A identificação digital foi o tema de um workshop promovido pela APDC - Associação Portuguesa das Comunicações que reuniu intervenções sobre o panorama nacional, ao nível da legislação e das intenções do Governo, e perspectivas internacionais.




José Manuel Valença, professor da Universidade do Minho, um dos oradores do evento, apresentou um modelo que vem desenhando para suportar um projecto deste tipo, que procura contornar as questões que fazem bloquear a generalidade dos projectos nesta área e que se prendem com a possibilidade de um acesso pouco selectivo aos dados do cidadão. A generalidade dos projectos em desenvolvimento implica a centralização de dados numa super base de dados, que identifica o cidadão com um único número, de acordo com os modelos em desenvolvimento.




O modelo desenhado por este professor, e já do conhecimento do Governo, bebe nas experiências internacionais para tentar contornar os principais receios suscitados pelo modelo tradicional, o acesso indiscriminado dos serviços públicos a todos os elementos da personalidade jurídica do cidadão e a sua classificação com um simples número.




Porque esta é uma ideia associada ao Cartão Único e à criação de uma entidade digital, que permita ao cidadão identificar-se e assinar, o professor frisou a importância de desenvolver esforços intensos de informação ao cidadão sobre as suas garantias e direitos, perante a introdução de um Cartão Único, pois considera que as dúvidas da opinião pública poderão matar qualquer iniciativa neste sentido. José Valença lembrou que desde 1974 que existem projectos para utilização de smart cards pelos Governos, que na sua maioria ficaram pelo caminho. O exemplo mais recente da controvérsia levantada por um projecto deste tipo vive-se no Reino Unido.

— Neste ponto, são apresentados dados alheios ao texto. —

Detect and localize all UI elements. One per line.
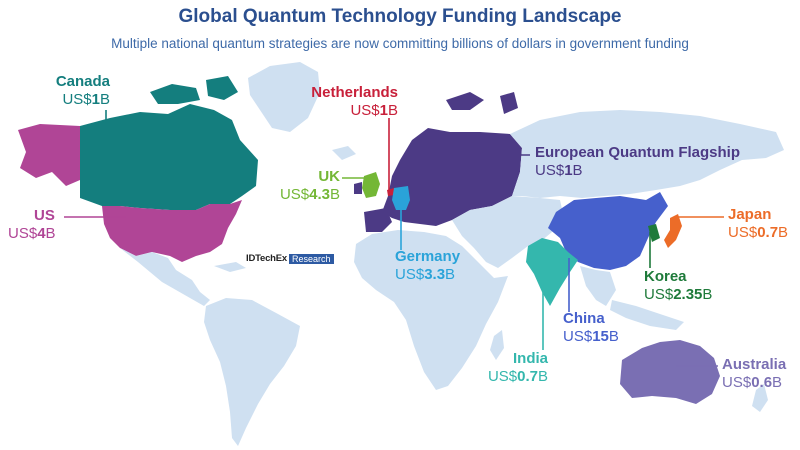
netherlands-label: Netherlands US$1B (296, 84, 398, 120)
alaska-region (18, 124, 80, 186)
japan-region (664, 214, 682, 248)
korea-name: Korea (644, 268, 687, 285)
australia-label: Australia US$0.6B (722, 356, 786, 392)
uk-amount: US$4.3B (279, 186, 340, 203)
iberia-region (364, 208, 392, 232)
germany-label: Germany US$3.3B (395, 248, 460, 284)
china-amount: US$15B (563, 328, 619, 345)
china-name: China (563, 310, 605, 327)
us-name: US (34, 207, 55, 224)
china-region (548, 192, 668, 270)
germany-region (392, 186, 410, 210)
canada-region (80, 104, 258, 210)
ireland-region (354, 182, 362, 194)
logo-brand: IDTechEx (246, 253, 287, 264)
canada-amount: US$1B (62, 91, 110, 108)
china-label: China US$15B (563, 310, 619, 346)
us-amount-label: US$4B (8, 225, 56, 243)
india-amount: US$0.7B (487, 368, 548, 385)
india-name: India (512, 350, 548, 367)
australia-amount: US$0.6B (722, 374, 783, 391)
southeast-asia-region (580, 266, 684, 330)
russia-east-region (510, 110, 784, 198)
caribbean-region (214, 262, 246, 272)
eu-label: European Quantum Flagship US$1B (535, 144, 740, 180)
eu-name: European Quantum Flagship (535, 144, 741, 161)
logo-tag: Research (289, 253, 334, 264)
eu-amount: US$1B (535, 162, 583, 179)
germany-name: Germany (395, 248, 461, 265)
idtechex-logo: IDTechEx Research (246, 253, 334, 264)
us-amount: US$4B (8, 225, 56, 242)
uk-label: UK US$4.3B (270, 168, 340, 204)
greenland-region (248, 62, 320, 132)
australia-name: Australia (722, 356, 787, 373)
mexico-region (120, 248, 210, 306)
middle-east-region (452, 196, 564, 268)
iceland-region (332, 146, 356, 160)
uk-region (362, 172, 380, 198)
japan-amount: US$0.7B (728, 224, 789, 241)
korea-region (648, 224, 660, 242)
map-subtitle: Multiple national quantum strategies are… (111, 36, 689, 51)
new-zealand-region (752, 384, 768, 412)
uk-name: UK (318, 168, 340, 185)
germany-amount: US$3.3B (395, 266, 456, 283)
korea-label: Korea US$2.35B (644, 268, 712, 304)
arctic-islands-region (150, 76, 238, 104)
arctic-europe-islands (446, 92, 518, 114)
map-title: Global Quantum Technology Funding Landsc… (178, 6, 622, 27)
australia-region (620, 340, 720, 404)
africa-region (354, 230, 508, 390)
netherlands-name: Netherlands (311, 84, 398, 101)
eu-region (382, 128, 522, 226)
canada-label: Canada US$1B (46, 73, 110, 109)
japan-name: Japan (728, 206, 772, 223)
south-america-region (204, 298, 300, 446)
us-region (102, 200, 242, 262)
us-label: US (34, 207, 55, 225)
korea-amount: US$2.35B (644, 286, 713, 303)
uk-leader-line (342, 177, 369, 185)
netherlands-amount: US$1B (350, 102, 398, 119)
madagascar-region (490, 330, 504, 360)
india-region (526, 238, 578, 306)
india-label: India US$0.7B (478, 350, 548, 386)
japan-label: Japan US$0.7B (728, 206, 788, 242)
canada-name: Canada (55, 73, 110, 90)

No seu modelo, o professor propõe um cartão que ao invés de transportar toda a informação relevante do cidadão, na sua relação com a Administração Pública, "tenha um conteúdo constituído por chaves criptográficas, o que não permite reconstituir a personalidade jurídica do cidadão".




Neste modelo o Cartão Único não disponibiliza quaisquer dados pessoais, mas apresenta-se como uma porta de entrada para a Administração Pública que guarda apontadores para as bases de dados dos serviços que o cidadão procura. Na presença destes apontadores cada serviço, de forma independente, consegue decifrar determinado utilizador sem ter acesso a dados que não precisa. Tendo em conta estas características o "cartão pode mesmo ser desmaterializado e usadas cópias de autentificação", explicou o professor.





"Não é necessário atribuir um número único ao cidadão", garante José Valença, acrescentando que o conteúdo electrónico do cartão é basicamente constituído por duas chaves principais, que permitem a assinatura electrónica e a identificação. "O princípio da independência institucional que o cartão deve garantir faz com que possa ser usado para fins públicos e privados", frisa também o professor.




Recorde-se que o programa do Governo prevê um piloto de Cartão Único já no próximo ano. Para operacionalizar a medida seriam necessárias alterações à legislação que viessem a permitir a atribuição de um número único ao cidadão - pois caso o Governo decidisse optar pelo modelo escolhido em vários países (nórdicos, por exemplo) a legislação actual não o permite - e a combinação de dados sensíveis e não sensíveis num mesmo cartão, acedido por vários serviços da administração Pública, defendeu no encontro o advogado Fernando Resina da Silva. O mesmo responsável considerou, no entanto, que um modelo como o apresentado pelo professor universitário seria mais simples de implementar, do ponto de vista das alterações à legislação, que seriam menores.




O professor explicou ainda que a implementação do seu modelo implicaria a criação de autoridades certificadoras destes certificados de cidadania, uma autoridade emissora e uma outra reguladora.




José Valença vê a operacionalização do seu modelo num piloto que envolva os principais órgãos da Administração Pública de uma determinada região, que pode aproveitar o seu projecto de Cidades e Regiões Digitais para desenvolver o teste. O professor considera que este período deverá servir para iniciar a integração de serviços, testar interoperabilidade, montar um sistema de emissão e distribuição de certificados de cidadania, testar formas de recolher a informação necessária ao cartão e criar um serviço de help desk para o cidadão. A acompanhar o piloto deverá estar um esforço intenso para informar as populações e eliminar os seus receios relativamente à centralização de dados, frisou.




Tanto quanto se sabe, o Governo não tomou ainda uma decisão sobre o modelo de suporte ao piloto previsto para 2006. O professor confirmou, no entanto, que o seu modelo já foi ouvido por alguns membros da equipa de José Sócrates.